Depuis tout ça, Robin n'avait pas eu l'occasion de passer du temps avec elle. Il la voyait souvent, tous les jours même, mais les paroles que s'échangeaient les deux adolescents étaient pleines de timidité et aussi furtives que le battement d'aile d'une corneille.

Ces temps-ci, quand Robin marchait dans la cour de son école (pieds nus), il se surprenait à remarquer plus facilement la silhouette de Venise, étalée dans l'herbe ou sur un banc. Parfois, il la regardait un peu plus longtemps et s'était mis à remarquer des choses complètement loufoques, comme par exemple que sa joue droite se creusait d'une fossette lorsqu'elle souriait. Son petit menton était tracé de courbes fines et vagabondes ; ses épaules elles, n'étaient pas très grandes, mais ses hauts à brettelles laissaient apercevoir les constellations de grains de beauté qui parsemaient sa peau laiteuse.

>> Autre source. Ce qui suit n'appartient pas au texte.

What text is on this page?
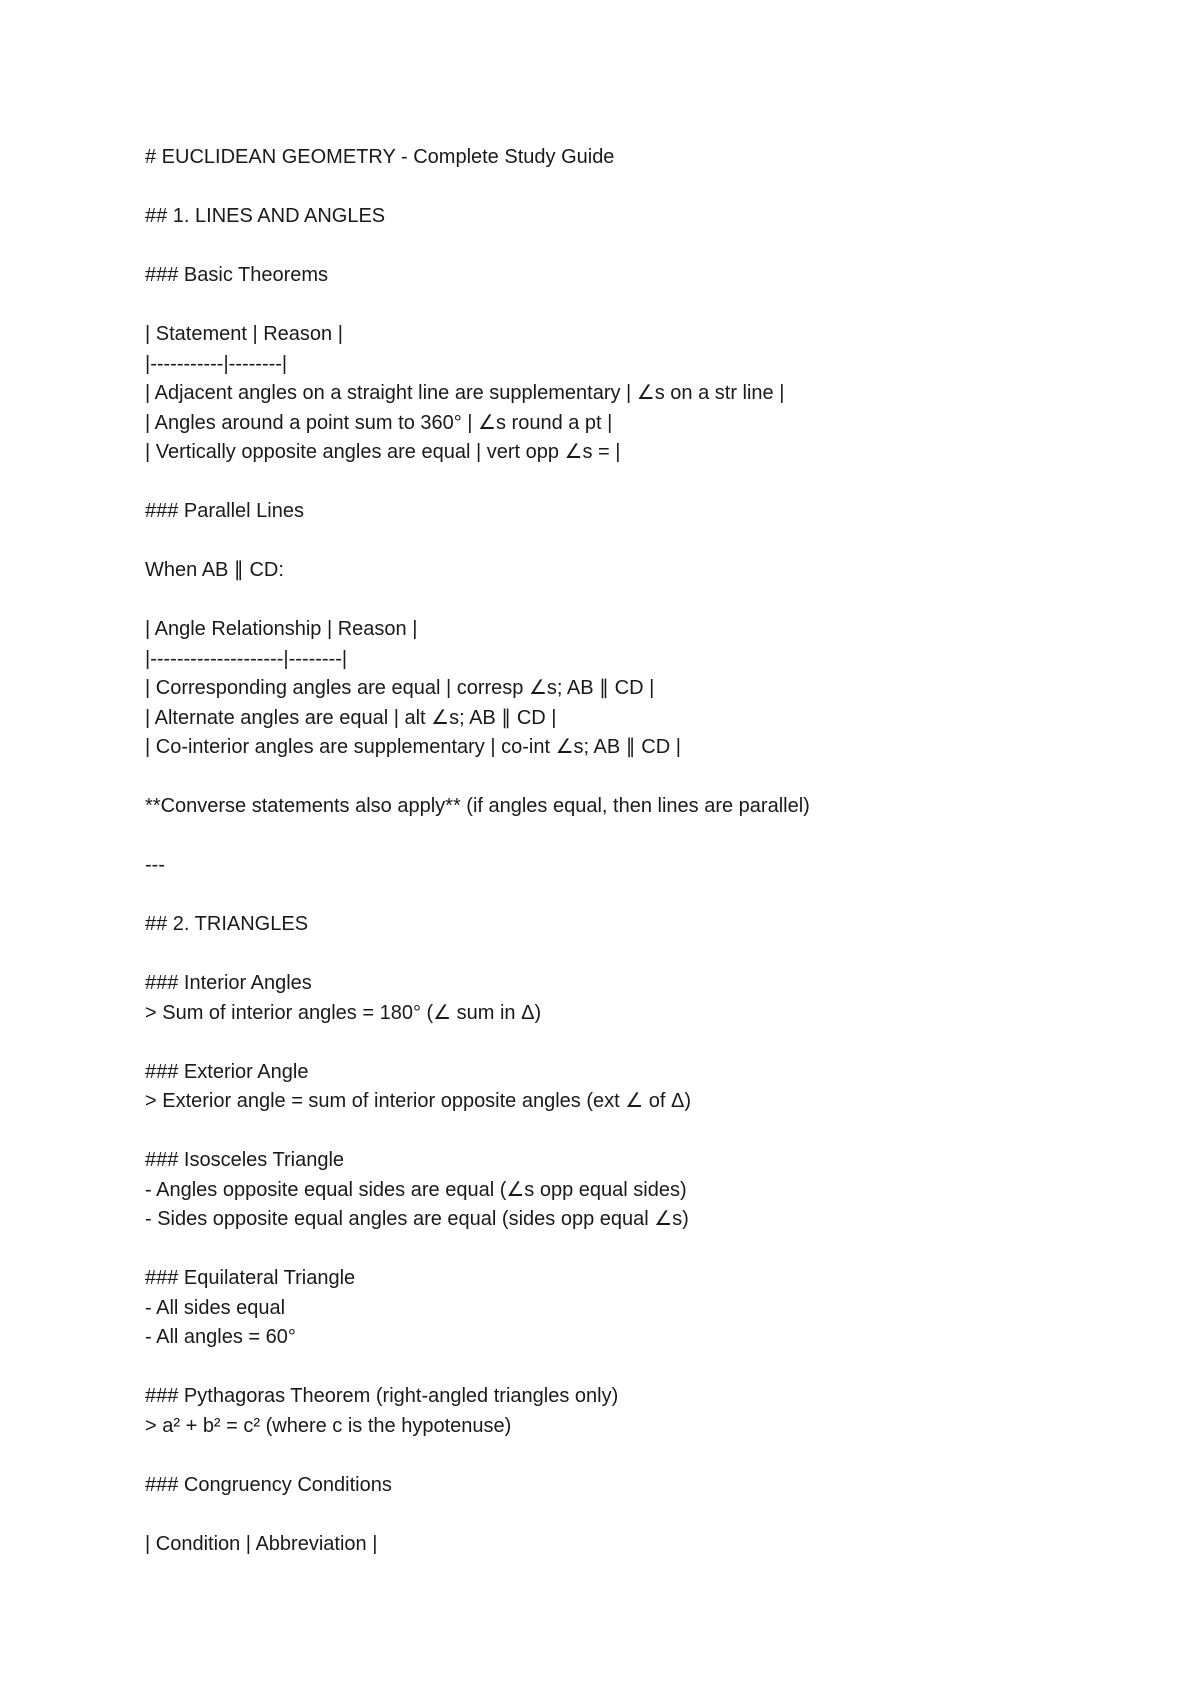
# EUCLIDEAN GEOMETRY - Complete Study Guide
## 1. LINES AND ANGLES
### Basic Theorems
| Statement | Reason |
|-----------|--------|
| Adjacent angles on a straight line are supplementary | ∠s on a str line |
| Angles around a point sum to 360° | ∠s round a pt |
| Vertically opposite angles are equal | vert opp ∠s = |
### Parallel Lines
When AB ∥ CD:
| Angle Relationship | Reason |
|--------------------|--------|
| Corresponding angles are equal | corresp ∠s; AB ∥ CD |
| Alternate angles are equal | alt ∠s; AB ∥ CD |
| Co-interior angles are supplementary | co-int ∠s; AB ∥ CD |
**Converse statements also apply** (if angles equal, then lines are parallel)
---
## 2. TRIANGLES
### Interior Angles
> Sum of interior angles = 180° (∠ sum in Δ)
### Exterior Angle
> Exterior angle = sum of interior opposite angles (ext ∠ of Δ)
### Isosceles Triangle
- Angles opposite equal sides are equal (∠s opp equal sides)
- Sides opposite equal angles are equal (sides opp equal ∠s)
### Equilateral Triangle
- All sides equal
- All angles = 60°
### Pythagoras Theorem (right-angled triangles only)
> a² + b² = c² (where c is the hypotenuse)
### Congruency Conditions
| Condition | Abbreviation |
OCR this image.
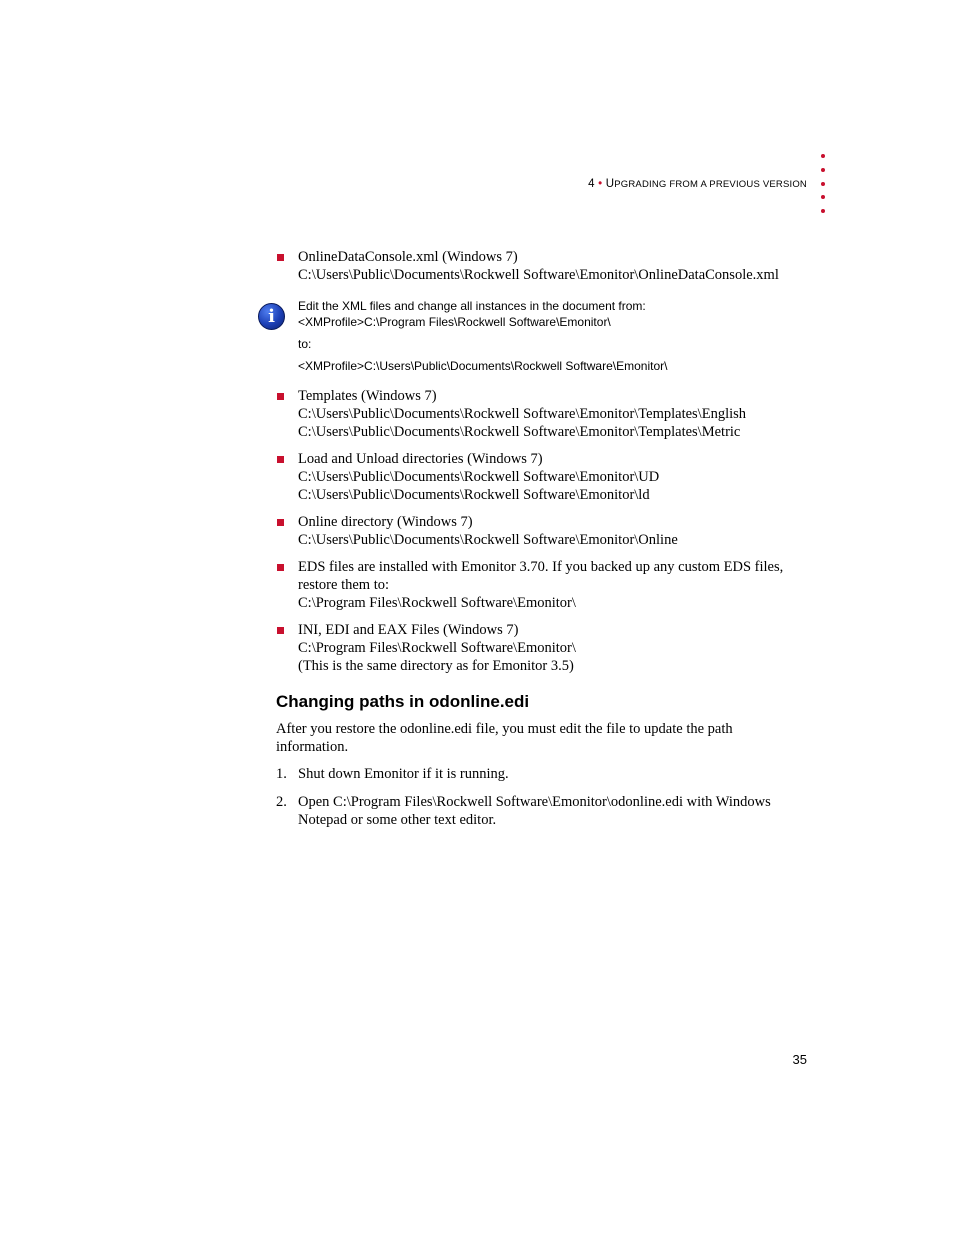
4 • UPGRADING FROM A PREVIOUS VERSION
OnlineDataConsole.xml (Windows 7)
C:\Users\Public\Documents\Rockwell Software\Emonitor\OnlineDataConsole.xml
i	Edit the XML files and change all instances in the document from:
<XMProfile>C:\Program Files\Rockwell Software\Emonitor\
to:
<XMProfile>C:\Users\Public\Documents\Rockwell Software\Emonitor\
Templates (Windows 7)
C:\Users\Public\Documents\Rockwell Software\Emonitor\Templates\English
C:\Users\Public\Documents\Rockwell Software\Emonitor\Templates\Metric
Load and Unload directories (Windows 7)
C:\Users\Public\Documents\Rockwell Software\Emonitor\UD
C:\Users\Public\Documents\Rockwell Software\Emonitor\ld
Online directory (Windows 7)
C:\Users\Public\Documents\Rockwell Software\Emonitor\Online
EDS files are installed with Emonitor 3.70. If you backed up any custom EDS files,
restore them to:
C:\Program Files\Rockwell Software\Emonitor\
INI, EDI and EAX Files (Windows 7)
C:\Program Files\Rockwell Software\Emonitor\
(This is the same directory as for Emonitor 3.5)
Changing paths in odonline.edi
After you restore the odonline.edi file, you must edit the file to update the path
information.
1. Shut down Emonitor if it is running.
2. Open C:\Program Files\Rockwell Software\Emonitor\odonline.edi with Windows
Notepad or some other text editor.
35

Il se demande si elle aussi, elle le voit. Parce que lui, il ne manque jamais une occasion pour lui adresser un signe de main ou quelques mots. Lorsqu'elle s'intéresse à lui, elle repart souvent en imitant un funambule sur le muret et en écartant ses bras pour faire l'avion.

— Tu te rinces bien l'œil avec cette Venise, hein ? lui dit souvent Clotilde en ricanant.

Robin le nie, mais au fond, il sait bien que son ami a raison : l'image de la jeune fille lui colle aux pensées.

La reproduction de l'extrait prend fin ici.